A rhombus has four equal sides. Each side of a rhombus has the same length as the others. This characteristic distinguishes a rhombus from other quadrilaterals. The equality of the sides ensures that the rhombus is a balanced and symmetric shape. It means that the opposite sides of a rhombus are parallel and congruent to each other. The equal side lengths allow the rhombus to possess additional properties, such as the diagonals bisecting each other at right angles and the consecutive angles being equal.

2. Are the opposite angles of a parallelogram congruent?

Yes, the opposite angles of a parallelogram are congruent. A parallelogram is a quadrilateral with opposite sides that are parallel. Due to the parallelism, the corresponding angles formed by these parallel sides are equal. Therefore, the opposite angles of a parallelogram, which are formed by the intersecting sides, are congruent. This property holds true for all parallelograms, regardless of their size or shape.
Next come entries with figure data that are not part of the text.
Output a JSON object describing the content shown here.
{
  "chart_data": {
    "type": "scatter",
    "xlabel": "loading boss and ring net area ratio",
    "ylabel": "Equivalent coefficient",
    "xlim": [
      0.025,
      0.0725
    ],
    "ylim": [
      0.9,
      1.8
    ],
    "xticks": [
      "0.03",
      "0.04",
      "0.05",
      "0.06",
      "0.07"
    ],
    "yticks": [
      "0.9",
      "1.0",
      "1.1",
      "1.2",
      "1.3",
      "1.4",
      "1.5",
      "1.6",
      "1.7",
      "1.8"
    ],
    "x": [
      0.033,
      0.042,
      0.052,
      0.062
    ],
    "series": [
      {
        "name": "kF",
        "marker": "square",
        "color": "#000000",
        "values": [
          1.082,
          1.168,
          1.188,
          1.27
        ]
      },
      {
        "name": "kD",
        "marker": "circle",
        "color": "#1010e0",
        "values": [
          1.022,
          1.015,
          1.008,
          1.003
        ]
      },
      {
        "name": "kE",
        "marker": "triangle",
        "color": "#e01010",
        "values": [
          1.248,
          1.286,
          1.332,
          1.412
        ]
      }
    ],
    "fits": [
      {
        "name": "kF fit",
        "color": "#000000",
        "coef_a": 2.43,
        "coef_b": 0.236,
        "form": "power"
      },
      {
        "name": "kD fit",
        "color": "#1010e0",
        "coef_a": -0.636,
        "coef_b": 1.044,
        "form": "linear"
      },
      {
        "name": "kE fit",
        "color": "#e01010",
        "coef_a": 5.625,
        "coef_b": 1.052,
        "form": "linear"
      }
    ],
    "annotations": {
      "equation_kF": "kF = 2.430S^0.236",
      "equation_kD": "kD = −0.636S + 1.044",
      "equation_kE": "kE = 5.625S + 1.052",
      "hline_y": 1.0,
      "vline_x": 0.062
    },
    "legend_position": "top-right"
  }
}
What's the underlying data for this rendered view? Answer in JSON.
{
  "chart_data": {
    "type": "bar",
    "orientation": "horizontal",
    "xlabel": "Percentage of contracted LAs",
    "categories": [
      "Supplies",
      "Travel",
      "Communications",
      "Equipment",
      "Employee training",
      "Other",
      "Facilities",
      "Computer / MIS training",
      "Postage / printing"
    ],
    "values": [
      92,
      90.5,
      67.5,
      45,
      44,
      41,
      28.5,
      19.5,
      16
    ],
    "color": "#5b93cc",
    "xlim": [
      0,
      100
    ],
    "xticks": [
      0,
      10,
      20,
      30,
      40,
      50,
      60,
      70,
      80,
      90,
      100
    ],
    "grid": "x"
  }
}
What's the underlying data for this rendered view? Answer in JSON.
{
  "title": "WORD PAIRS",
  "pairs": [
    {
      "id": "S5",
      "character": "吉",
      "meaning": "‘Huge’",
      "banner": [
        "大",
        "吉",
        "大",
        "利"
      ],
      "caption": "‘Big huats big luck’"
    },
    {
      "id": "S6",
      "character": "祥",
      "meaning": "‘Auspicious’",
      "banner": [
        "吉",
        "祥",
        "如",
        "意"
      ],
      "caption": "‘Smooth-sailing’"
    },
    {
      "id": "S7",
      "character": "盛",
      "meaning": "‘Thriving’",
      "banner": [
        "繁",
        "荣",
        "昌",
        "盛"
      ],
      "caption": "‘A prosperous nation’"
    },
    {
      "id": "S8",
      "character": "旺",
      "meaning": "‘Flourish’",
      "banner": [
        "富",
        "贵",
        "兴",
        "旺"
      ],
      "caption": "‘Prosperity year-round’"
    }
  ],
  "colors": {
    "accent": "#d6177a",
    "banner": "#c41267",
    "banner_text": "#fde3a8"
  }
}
3. Can a rhombus have right angles?

Yes, a rhombus can have right angles. A rhombus is a quadrilateral with four equal sides, but it does not have a specific requirement for angle measurements. While all the sides of a rhombus are equal, its angles can vary. It is possible for a rhombus to have one, two, three, or even four right angles. When a rhombus has a right angle, it is called a square, which is a special type of rhombus with all angles measuring 90 degrees. However, not all rhombuses are squares, and they can have angles other than right angles while maintaining the equality of their side lengths.

4. Is a rectangle a type of parallelogram?

Yes, a rectangle is a type of parallelogram. A rectangle is a quadrilateral with four right angles, where opposite sides are equal in length. By definition, a parallelogram is a quadrilateral with opposite sides that are parallel. In the case of a rectangle, not only do its opposite sides meet this criteria, but it also has the additional property of right angles at each vertex. Therefore, since a rectangle satisfies the conditions of being a parallelogram with the additional requirement of having right angles, it is considered a specific type of parallelogram.

5. How is the area of a rhombus calculated?

The area of a rhombus can be calculated by multiplying the lengths of its diagonals and dividing the result by 2. The formula for the area of a rhombus is A = (d₁ * d₂) / 2, where "A" represents the area and "d₁" and "d₂" denote the lengths of the diagonals. The diagonals of a rhombus are the line segments that connect opposite vertices. It is important to ensure that the lengths of the diagonals are measured accurately to obtain an accurate area calculation. This formula applies to all rhombuses, regardless of whether the diagonals are perpendicular or not.